“Estou relativamente confiante e tranquilo que esta dúvida que existiu em determinada altura em relação à perda de 700 milhões de euros, de acordo com aquilo que temos em cima da mesa, é uma realidade que não vai acontecer na região Alentejo”, afirmou.

Ouvido no parlamento numa audição conjunta das comissões de Economia e Coesão Territorial e da Reforma do Estado e Poder Local, o dirigente admitiu, porém, que o Alentejo e todas as outras NUTS II estão preparados “para perder alguma coisa, fruto do contexto europeu”.

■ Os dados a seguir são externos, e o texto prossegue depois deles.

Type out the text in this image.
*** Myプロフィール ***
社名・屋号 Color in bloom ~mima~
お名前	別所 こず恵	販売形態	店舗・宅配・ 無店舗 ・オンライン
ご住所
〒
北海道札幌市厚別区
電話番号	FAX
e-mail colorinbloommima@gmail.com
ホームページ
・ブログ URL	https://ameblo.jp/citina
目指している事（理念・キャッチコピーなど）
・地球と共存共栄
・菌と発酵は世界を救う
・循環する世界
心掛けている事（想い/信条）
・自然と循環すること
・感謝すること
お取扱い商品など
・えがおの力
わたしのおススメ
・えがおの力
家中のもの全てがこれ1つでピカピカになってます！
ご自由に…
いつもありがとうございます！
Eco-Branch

“Garantir que o Alentejo não perde fundos comunitários é possivelmente uma das batalhas mais importantes que tratarei de ter nos próximos quatro anos”, sublinhou, referindo-se às próximas negociações com a Comissão Europeia.

Com esta nova NUTS II, que retirou ao Alentejo os 11 concelhos da Lezíria do Tejo, o produto interno bruto (PIB) per capita regional pode subir acima dos 75%, devido ao desenvolvimento de Sines, deixando a região de ser considerada de convergência.

Aludindo a esta reconfiguração territorial, Ricardo Pinheiro explicou que a criação da NUTS II (Nomenclatura de Unidades Territoriais para Fins Estatísticos) Oeste e Vale do Tejo tem “impacto estatístico” no Alentejo.

“Não me parece que, do ponto de vista de organização territorial, tenha sido um mau exercício”, afirmou, considerando que a integração da Lezíria do Tejo no Alentejo “não faz sentido” numa hipotética “preparação da regionalização em Portugal”.

Porém, defendeu, “este exercício obriga a que se faça uma análise da valorização de cada uma das NUTS III” para se perceber “quais são as regiões que eventualmente contribuem para uma dimensão de continuar a manter o PIB abaixo dos 75%”.

Entre outros aspetos, o presidente da CCDR Alentejo notou que não se conhece “exatamente a forma nem o tratado em que a gestão dos fundos comunitários se vai fazer no próximo quadro financeiro plurianual”.

E referiu que o Alentejo deve começar a preparar as negociações com a Comissão Europeia para continuar a privilegiar o fomento da agricultura e garantir as melhores opções de política de coesão, colmatar a eventual perda de fundos e mostrar de forma científica e organizada as grandes áreas de investimento.

“A Estratégia Regional de Especialização Inteligente é possivelmente o maior instrumento de planeamento e perspetiva que o Alentejo tem para justificarmos à Comissão Europeia que não podemos perder esta dimensão de fundos comunitários”, acrescentou.

Esta audição foi requerida pelo grupo parlamentar do partido Chega.

A nova organização do país em NUTS, aprovada por Bruxelas, exigiu alterações ao regime jurídico das autarquias locais, das áreas metropolitanas e das comunidades intermunicipais para a criação de uma NUTS II e de uma Comunidade Intermunicipal (CIM) na Península de Setúbal e para que as CIM do Oeste, da Lezíria do Tejo e do Médio Tejo se constituíssem igualmente como NUTS II.